An exploration of chronic pain patients’ perceptions of home telerehabilitation services
Article first published online: 23 FEB 2011
© 2011 Blackwell Publishing Ltd
Volume 15, Issue 4, pages 339–350, December 2012
How to Cite
Cranen, K., Drossaert, C. H. C., Brinkman, E. S., Braakman-Jansen, A. L. M., IJzerman, M. J. and Vollenbroek-Hutten, M. M. R. (2012), An exploration of chronic pain patients’ perceptions of home telerehabilitation services. Health Expectations, 15: 339–350. doi: 10.1111/j.1369-7625.2011.00668.x
- Issue published online: 8 NOV 2012
- Article first published online: 23 FEB 2011
- Accepted for publication 7 January 2011
- home care;
- patient acceptance of healthcare;
- technology acceptance;
Objectives To explore patients’ perceptions regarding prospective telerehabilitation services and the factors that facilitate or impede patients’ intentions to use these services.
Design Using semi-structured interviews, patients reflected on the pros and cons of various scenarios of prospective telerehabilitation services. Patients’ arguments were first arranged according to the Unified Theory of Acceptance and Use of Technology (UTAUT). Next, using inductive analysis, the data for each UTAUT component were analysed and arranged into subthemes.
Setting and participants Twenty-five chronic pain patients were selected from a rehabilitation centre in the Netherlands.

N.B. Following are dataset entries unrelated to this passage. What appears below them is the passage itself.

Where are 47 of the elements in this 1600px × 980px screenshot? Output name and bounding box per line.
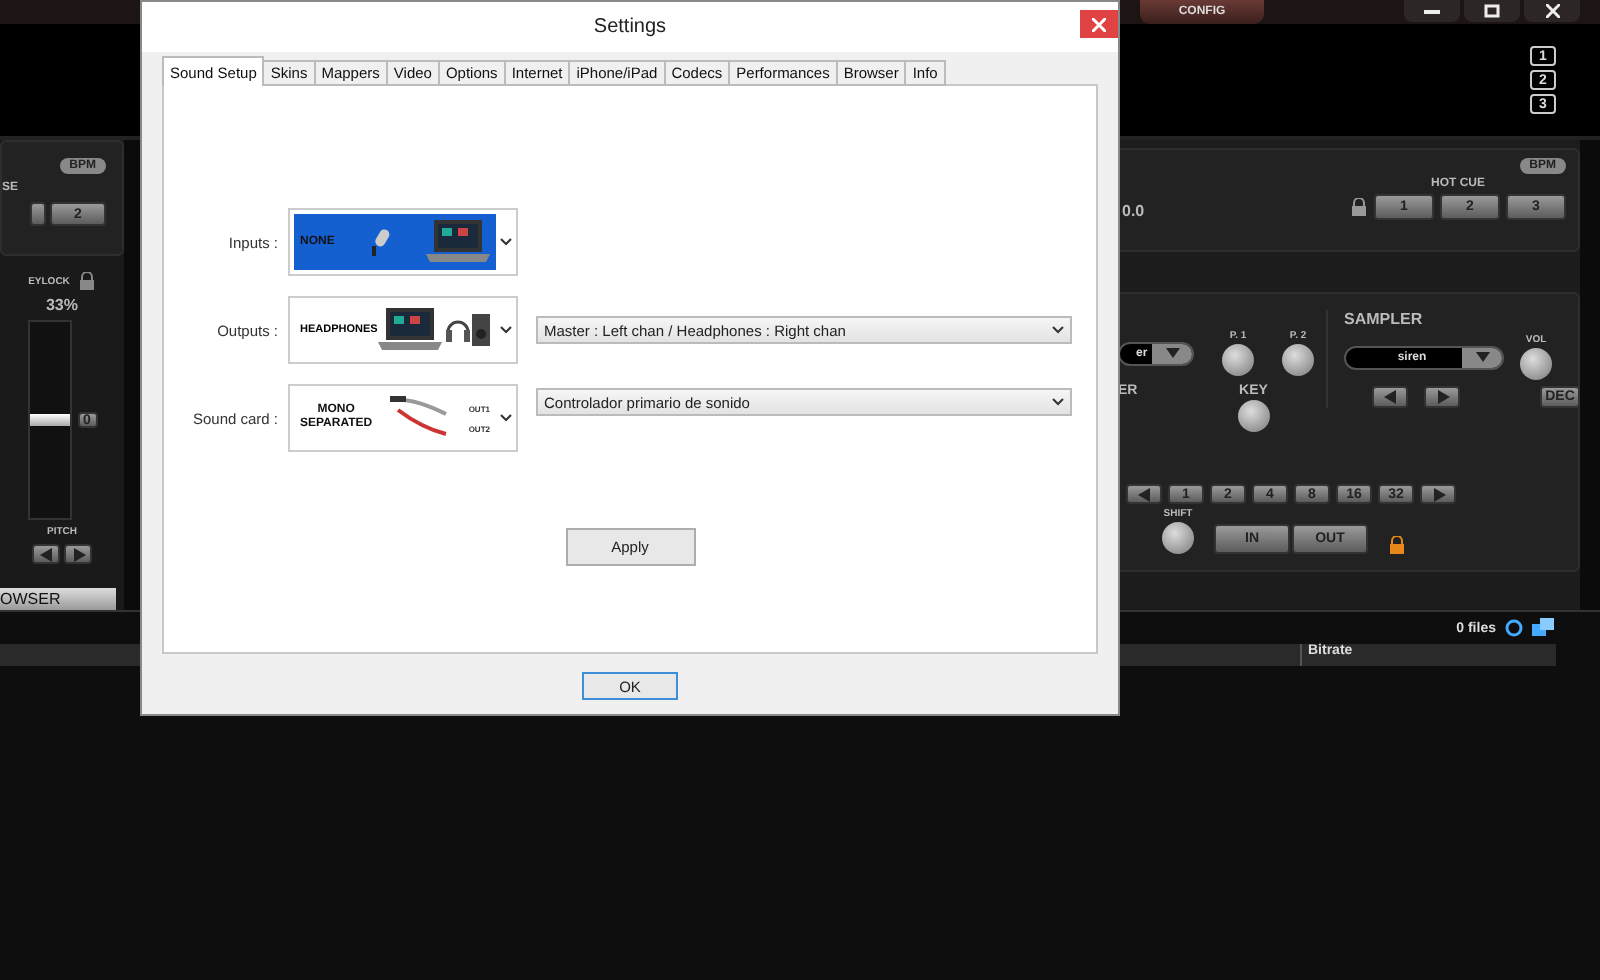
close-icon: [1545, 4, 1559, 18]
chevron-icon: [500, 326, 512, 334]
cables-drawing: [390, 394, 451, 442]
loop-up-button[interactable]: [1420, 484, 1456, 504]
pitch-value: 33%: [45, 296, 78, 314]
chevron-icon: [1052, 398, 1064, 406]
window-title: Settings: [593, 16, 667, 38]
down-arrow-icon: [1165, 348, 1179, 358]
right-arrow-icon: [1431, 487, 1445, 501]
laptop-icon: [378, 306, 443, 354]
microphone-icon: [368, 228, 393, 256]
speaker-icon: [471, 314, 490, 346]
lock-icon: [1350, 198, 1368, 216]
library-tab[interactable]: OWSER: [0, 588, 116, 610]
pitch-up-button[interactable]: [64, 544, 92, 564]
maximize-icon: [1484, 4, 1500, 18]
left-arrow-icon: [1383, 390, 1397, 404]
right-arrow-icon: [71, 547, 85, 561]
left-arrow-icon: [1137, 487, 1151, 501]
sampler-title: SAMPLER: [1344, 310, 1423, 328]
chevron-icon: [1052, 326, 1064, 334]
param-knob[interactable]: [1282, 344, 1314, 376]
chevron-icon: [500, 238, 512, 246]
lock-icon: [77, 272, 96, 290]
pitch-fader[interactable]: [27, 320, 71, 520]
windows-icon: [1532, 618, 1556, 638]
down-arrow-icon: [1475, 352, 1489, 362]
right-arrow-icon: [1435, 390, 1449, 404]
cue-button[interactable]: [30, 202, 46, 226]
chevron-icon: [500, 414, 512, 422]
close-button[interactable]: [1524, 0, 1580, 22]
maximize-button[interactable]: [1464, 0, 1520, 22]
lock-icon: [1388, 536, 1406, 554]
next-sample-button[interactable]: [1424, 386, 1460, 408]
laptop-icon: [426, 218, 490, 266]
minimize-button[interactable]: [1404, 0, 1460, 22]
param-knob[interactable]: [1222, 344, 1254, 376]
left-arrow-icon: [39, 547, 53, 561]
deck-reading: 0.0: [1120, 202, 1145, 220]
volume-knob[interactable]: [1520, 348, 1552, 380]
minimize-icon: [1424, 9, 1440, 13]
close-icon: [1092, 17, 1106, 31]
shift-knob[interactable]: [1162, 522, 1194, 554]
previous-sample-button[interactable]: [1372, 386, 1408, 408]
loop-down-button[interactable]: [1126, 484, 1162, 504]
pitch-down-button[interactable]: [32, 544, 60, 564]
key-knob[interactable]: [1237, 400, 1270, 432]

Results Overall, participants considered telerehabilitation helpful as a complementary or follow-up treatment, rather than an autonomous treatment. Arguments mainly related to the UTAUT constructs of ‘performance expectancy’ and ‘facilitating conditions’. Patients valued the benefits such as reduced transportation barriers, flexible exercise hours and the possibility to better integrate skills into daily life. However, many patients feared a loss of treatment motivation and expressed concerns about both reduced fellow sufferer contact and reduced face-to-face therapist contact. Few arguments related to ‘social norms’ and ‘effort expectancy’.
Conclusions The effect of telerehabilitation on healthcare strongly depends on patients’ willingness to use. Our study showed that chronic pain patients valued the benefits of telerehabilitation but hesitate to use it as an autonomous treatment. Therefore, future initiatives should maintain traditional care to some degree and focus on patients’ attitudes as well. Either by giving information to increase patients’ confidence in telerehabilitation or by addressing reported drawbacks into the future design of these services. Further quantitative studies are needed to explore patients’ intentions to use telerehabilitation.